1993 mass killing during the Bosnian War

The Mokronoge massacre was the mass killing of nine Muslim civilians in the village of Mokronoge, Tomislavgrad in Bosnia and Herzegovina. It was committed on 10 August 1993 by Ivan Baković, a soldier of the Croatian Defence Council (HVO) during the Croat-Muslim War. In November 1999, the Municipal Court of Zagreb found Ivan Baković guilty in absentia and sentenced him to 15 year imprisonment. After Ivan Baković was arrested, he was also tried in the Cantonal Court in Livno and found guilty of war crimes committed against the civilian population. In 2004, he was sentenced to 15 year imprisonment.

== Massacre ==

The explanation of the verdict of the Municipal Court in Zagreb, with Ranko Marijan as a presiding judge, stated that Ivan Baković, also known as Ikač, appeared together with at least one unidentified person on 10 August 1993 in the village of Mokronoge, at the doorstep of the Bešlaga family's house. Armed with an automatic and a machine-gun and wearing fatigues, he entered the house and aimed their weapons at Husein, Emir, Subha, Emira and Dika Bešlaga, Ibrahim, Muharem, and Mustafa Tiro, as well as at Sinha Đuliman. He ordered them to get out of the house. Together with his accessory, holding the victims at gunpoint, he took them to a nearby forest, some 500 meters away, and ordered them to lie on the ground, face down. Then, the two assailants fired at least 33 shots from the automatic gun and 51 shots from the machine gun. All nine victims were killed on the spot.
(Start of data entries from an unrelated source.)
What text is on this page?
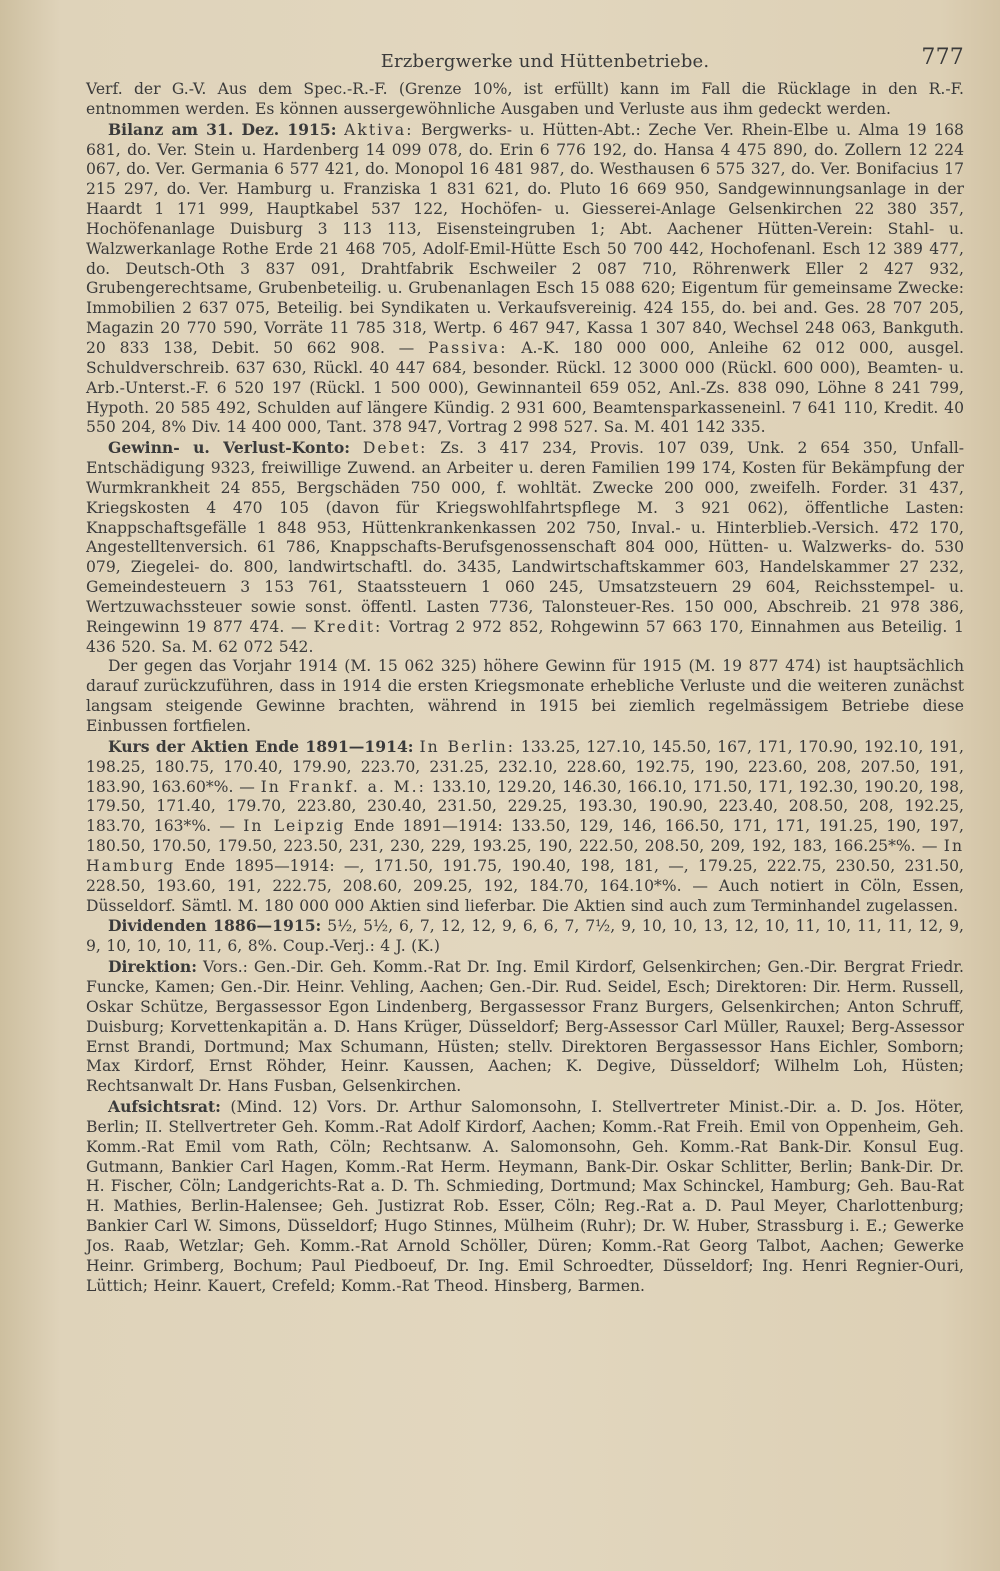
Erzbergwerke und Hüttenbetriebe.	777

Verf. der G.-V. Aus dem Spec.-R.-F. (Grenze 10%, ist erfüllt) kann im Fall die Rücklage in den R.-F. entnommen werden. Es können aussergewöhnliche Ausgaben und Verluste aus ihm gedeckt werden.

Bilanz am 31. Dez. 1915: Aktiva: Bergwerks- u. Hütten-Abt.: Zeche Ver. Rhein-Elbe u. Alma 19 168 681, do. Ver. Stein u. Hardenberg 14 099 078, do. Erin 6 776 192, do. Hansa 4 475 890, do. Zollern 12 224 067, do. Ver. Germania 6 577 421, do. Monopol 16 481 987, do. Westhausen 6 575 327, do. Ver. Bonifacius 17 215 297, do. Ver. Hamburg u. Franziska 1 831 621, do. Pluto 16 669 950, Sandgewinnungsanlage in der Haardt 1 171 999, Hauptkabel 537 122, Hochöfen- u. Giesserei-Anlage Gelsenkirchen 22 380 357, Hochöfenanlage Duisburg 3 113 113, Eisensteingruben 1; Abt. Aachener Hütten-Verein: Stahl- u. Walzwerkanlage Rothe Erde 21 468 705, Adolf-Emil-Hütte Esch 50 700 442, Hochofenanl. Esch 12 389 477, do. Deutsch-Oth 3 837 091, Drahtfabrik Eschweiler 2 087 710, Röhrenwerk Eller 2 427 932, Grubengerechtsame, Grubenbeteilig. u. Grubenanlagen Esch 15 088 620; Eigentum für gemeinsame Zwecke: Immobilien 2 637 075, Beteilig. bei Syndikaten u. Verkaufsvereinig. 424 155, do. bei and. Ges. 28 707 205, Magazin 20 770 590, Vorräte 11 785 318, Wertp. 6 467 947, Kassa 1 307 840, Wechsel 248 063, Bankguth. 20 833 138, Debit. 50 662 908. — Passiva: A.-K. 180 000 000, Anleihe 62 012 000, ausgel. Schuldverschreib. 637 630, Rückl. 40 447 684, besonder. Rückl. 12 3000 000 (Rückl. 600 000), Beamten- u. Arb.-Unterst.-F. 6 520 197 (Rückl. 1 500 000), Gewinnanteil 659 052, Anl.-Zs. 838 090, Löhne 8 241 799, Hypoth. 20 585 492, Schulden auf längere Kündig. 2 931 600, Beamtensparkasseneinl. 7 641 110, Kredit. 40 550 204, 8% Div. 14 400 000, Tant. 378 947, Vortrag 2 998 527. Sa. M. 401 142 335.

Gewinn- u. Verlust-Konto: Debet: Zs. 3 417 234, Provis. 107 039, Unk. 2 654 350, Unfall-Entschädigung 9323, freiwillige Zuwend. an Arbeiter u. deren Familien 199 174, Kosten für Bekämpfung der Wurmkrankheit 24 855, Bergschäden 750 000, f. wohltät. Zwecke 200 000, zweifelh. Forder. 31 437, Kriegskosten 4 470 105 (davon für Kriegswohlfahrtspflege M. 3 921 062), öffentliche Lasten: Knappschaftsgefälle 1 848 953, Hüttenkrankenkassen 202 750, Inval.- u. Hinterblieb.-Versich. 472 170, Angestelltenversich. 61 786, Knappschafts-Berufsgenossenschaft 804 000, Hütten- u. Walzwerks- do. 530 079, Ziegelei- do. 800, landwirtschaftl. do. 3435, Landwirtschaftskammer 603, Handelskammer 27 232, Gemeindesteuern 3 153 761, Staatssteuern 1 060 245, Umsatzsteuern 29 604, Reichsstempel- u. Wertzuwachssteuer sowie sonst. öffentl. Lasten 7736, Talonsteuer-Res. 150 000, Abschreib. 21 978 386, Reingewinn 19 877 474. — Kredit: Vortrag 2 972 852, Rohgewinn 57 663 170, Einnahmen aus Beteilig. 1 436 520. Sa. M. 62 072 542.

Der gegen das Vorjahr 1914 (M. 15 062 325) höhere Gewinn für 1915 (M. 19 877 474) ist hauptsächlich darauf zurückzuführen, dass in 1914 die ersten Kriegsmonate erhebliche Verluste und die weiteren zunächst langsam steigende Gewinne brachten, während in 1915 bei ziemlich regelmässigem Betriebe diese Einbussen fortfielen.

Kurs der Aktien Ende 1891—1914: In Berlin: 133.25, 127.10, 145.50, 167, 171, 170.90, 192.10, 191, 198.25, 180.75, 170.40, 179.90, 223.70, 231.25, 232.10, 228.60, 192.75, 190, 223.60, 208, 207.50, 191, 183.90, 163.60*%. — In Frankf. a. M.: 133.10, 129.20, 146.30, 166.10, 171.50, 171, 192.30, 190.20, 198, 179.50, 171.40, 179.70, 223.80, 230.40, 231.50, 229.25, 193.30, 190.90, 223.40, 208.50, 208, 192.25, 183.70, 163*%. — In Leipzig Ende 1891—1914: 133.50, 129, 146, 166.50, 171, 171, 191.25, 190, 197, 180.50, 170.50, 179.50, 223.50, 231, 230, 229, 193.25, 190, 222.50, 208.50, 209, 192, 183, 166.25*%. — In Hamburg Ende 1895—1914: —, 171.50, 191.75, 190.40, 198, 181, —, 179.25, 222.75, 230.50, 231.50, 228.50, 193.60, 191, 222.75, 208.60, 209.25, 192, 184.70, 164.10*%. — Auch notiert in Cöln, Essen, Düsseldorf. Sämtl. M. 180 000 000 Aktien sind lieferbar. Die Aktien sind auch zum Terminhandel zugelassen.

Dividenden 1886—1915: 5½, 5½, 6, 7, 12, 12, 9, 6, 6, 7, 7½, 9, 10, 10, 13, 12, 10, 11, 10, 11, 11, 12, 9, 9, 10, 10, 10, 11, 6, 8%. Coup.-Verj.: 4 J. (K.)

Direktion: Vors.: Gen.-Dir. Geh. Komm.-Rat Dr. Ing. Emil Kirdorf, Gelsenkirchen; Gen.-Dir. Bergrat Friedr. Funcke, Kamen; Gen.-Dir. Heinr. Vehling, Aachen; Gen.-Dir. Rud. Seidel, Esch; Direktoren: Dir. Herm. Russell, Oskar Schütze, Bergassessor Egon Lindenberg, Bergassessor Franz Burgers, Gelsenkirchen; Anton Schruff, Duisburg; Korvettenkapitän a. D. Hans Krüger, Düsseldorf; Berg-Assessor Carl Müller, Rauxel; Berg-Assessor Ernst Brandi, Dortmund; Max Schumann, Hüsten; stellv. Direktoren Bergassessor Hans Eichler, Somborn; Max Kirdorf, Ernst Röhder, Heinr. Kaussen, Aachen; K. Degive, Düsseldorf; Wilhelm Loh, Hüsten; Rechtsanwalt Dr. Hans Fusban, Gelsenkirchen.

Aufsichtsrat: (Mind. 12) Vors. Dr. Arthur Salomonsohn, I. Stellvertreter Minist.-Dir. a. D. Jos. Höter, Berlin; II. Stellvertreter Geh. Komm.-Rat Adolf Kirdorf, Aachen; Komm.-Rat Freih. Emil von Oppenheim, Geh. Komm.-Rat Emil vom Rath, Cöln; Rechtsanw. A. Salomonsohn, Geh. Komm.-Rat Bank-Dir. Konsul Eug. Gutmann, Bankier Carl Hagen, Komm.-Rat Herm. Heymann, Bank-Dir. Oskar Schlitter, Berlin; Bank-Dir. Dr. H. Fischer, Cöln; Landgerichts-Rat a. D. Th. Schmieding, Dortmund; Max Schinckel, Hamburg; Geh. Bau-Rat H. Mathies, Berlin-Halensee; Geh. Justizrat Rob. Esser, Cöln; Reg.-Rat a. D. Paul Meyer, Charlottenburg; Bankier Carl W. Simons, Düsseldorf; Hugo Stinnes, Mülheim (Ruhr); Dr. W. Huber, Strassburg i. E.; Gewerke Jos. Raab, Wetzlar; Geh. Komm.-Rat Arnold Schöller, Düren; Komm.-Rat Georg Talbot, Aachen; Gewerke Heinr. Grimberg, Bochum; Paul Piedboeuf, Dr. Ing. Emil Schroedter, Düsseldorf; Ing. Henri Regnier-Ouri, Lüttich; Heinr. Kauert, Crefeld; Komm.-Rat Theod. Hinsberg, Barmen.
During the presentation of evidence before the court, the most relevant was the testimony of minor Amela Bešlaga, who recognized the murderer on the night he came to their house. Baković had been her father's best man at his wedding. When Baković ordered them to lie down, her mother implored him: "Don't do that brother Ivan. Your dad was a good man". Baković replied: "He might have been good, but I am an Ustaša", and took them out of the house.